Bulger asked for, and was granted, his release by the Rams on April 5, 2010, his 33rd birthday.

===Baltimore Ravens===
On June 23, 2010, Bulger reached an agreement with the Baltimore Ravens on a one-year, $3.8 million deal that also had the possibility of increasing to $5.8 million through incentives.

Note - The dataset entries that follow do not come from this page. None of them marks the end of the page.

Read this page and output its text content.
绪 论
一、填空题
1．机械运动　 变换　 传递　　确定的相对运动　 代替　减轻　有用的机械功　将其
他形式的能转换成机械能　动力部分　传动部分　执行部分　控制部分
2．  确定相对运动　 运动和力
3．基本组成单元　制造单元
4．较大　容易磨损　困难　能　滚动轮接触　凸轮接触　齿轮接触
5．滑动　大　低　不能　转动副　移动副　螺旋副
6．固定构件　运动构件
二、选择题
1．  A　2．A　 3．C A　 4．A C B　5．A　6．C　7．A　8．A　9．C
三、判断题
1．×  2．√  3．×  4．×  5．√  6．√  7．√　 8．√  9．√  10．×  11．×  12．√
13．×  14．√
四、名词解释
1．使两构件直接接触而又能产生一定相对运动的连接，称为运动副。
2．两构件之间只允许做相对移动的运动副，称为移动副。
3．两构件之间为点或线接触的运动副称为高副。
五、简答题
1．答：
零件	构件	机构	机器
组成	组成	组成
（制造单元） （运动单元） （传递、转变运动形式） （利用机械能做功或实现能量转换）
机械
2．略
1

However, Bulger spent the entire season backing up Joe Flacco and never played a single snap.

===Retirement===
Although several teams were interested in signing him, Bulger announced his retirement from football on August 2, 2011.

==Career statistics==

===NFL===

Legend
|  | Led the league |
| Bold | Career high |

| Year | Team | Games |  |  | Passing |  |  |  |  |  |  |  | Sacks |  |
| GP | GS | Record | Comp | Att | Pct | Yards | Avg | TD | Int | Rate | Sck | SckY |
| 2001 | STL | 0 | 0 | – | DNP |  |  |  |  |  |  |  |  |  |
| 2002 | STL | 7 | 7 | 6–1 | 138 | 214 | 64.5 | 1,826 | 8.5 | 14 | 6 | 101.5 | 12 | 102 |
| 2003 | STL | 15 | 15 | 12–3 | 336 | 532 | 63.2 | 3,845 | 7.2 | 22 | 22 | 81.4 | 37 | 288 |
| 2004 | STL | 14 | 14 | 8–6 | 321 | 485 | 66.2 | 3,964 | 8.2 | 21 | 14 | 93.7 | 41 | 302 |
| 2005 | STL | 8 | 8 | 2–6 | 192 | 287 | 66.9 | 2,297 | 8.0 | 14 | 9 | 94.4 | 26 | 188 |
| 2006 | STL | 16 | 16 | 8–8 | 370 | 558 | 62.9 | 4,301 | 7.3 | 24 | 8 | 92.9 | 49 | 366 |
| 2007 | STL | 12 | 12 | 2–10 | 221 | 378 | 58.5 | 2,392 | 6.3 | 11 | 15 | 70.3 | 37 | 269 |
| 2008 | STL | 15 | 15 | 2–13 | 251 | 440 | 57.0 | 2,720 | 6.2 | 11 | 13 | 71.4 | 38 | 263 |
| 2009 | STL | 9 | 8 | 1–7 | 140 | 247 | 56.7 | 1,469 | 5.9 | 5 | 6 | 70.7 | 14 | 85 |
| 2010 | BAL | 0 | 0 | – | DNP |  |  |  |  |  |  |  |  |  |
| Total |  | 96 | 95 | 41–54 | 1,969 | 3,171 | 62.1 | 22,814 | 7.2 | 122 | 93 | 84.4 | 254 | 1,863 |

===College===

| Season | Team | GP | Passing |  |  |  |  |  |  |  | Rushing |  |  |  |
| Comp | Att | Pct | Yds | Y/A | TD | Int | Rtg | Att | Yds | Avg | TD |
| 1996 | West Virginia | 6 | 19 | 42 | 45.2 | 352 | 8.4 | 3 | 1 | 134.4 | 3 | -17 | -5.7 | 0 |
| 1997 | West Virginia | 12 | 192 | 323 | 59.4 | 2,465 | 7.6 | 14 | 10 | 131.7 | 52 | -93 | -1.8 | 2 |
| 1998 | West Virginia | 12 | 274 | 419 | 65.4 | 3,607 | 8.6 | 31 | 10 | 157.3 | 33 | -92 | -2.8 | 0 |
| 1999 | West Virginia | 8 | 145 | 239 | 60.7 | 1,729 | 7.2 | 11 | 13 | 125.7 | 19 | -124 | -6.5 | 0 |
| Total |  | 38 | 630 | 1,023 | 61.6 | 8,153 | 8.0 | 59 | 34 | 140.9 | 107 | -326 | -3.0 | 2 |

==Personal life==
Bulger was born in Pittsburgh, Pennsylvania and graduated from Sacred Heart Middle School and Central Catholic High School in Pittsburgh. He comes from a family of collegiate athletes. His father, Jim, was a quarterback for Notre Dame from 1970 to 1973. His brother Jim was on the Notre Dame golf team, sister Kate was selected into the WNBA, and youngest sister Meg was a standout guard for his alma mater, West Virginia. Bulger married Mavis Armbruster and has two daughters. His mother is of Irish descent. As of 2017, he now lives in Brentwood, Tennessee.

Since retirement, Bulger has picked up the sport of curling. He played in the 2018 Curl Mesabi Classic, which is an event of the World Curling Tour. He threw lead rocks for the John Benton team, which included fellow former football player Jared Allen.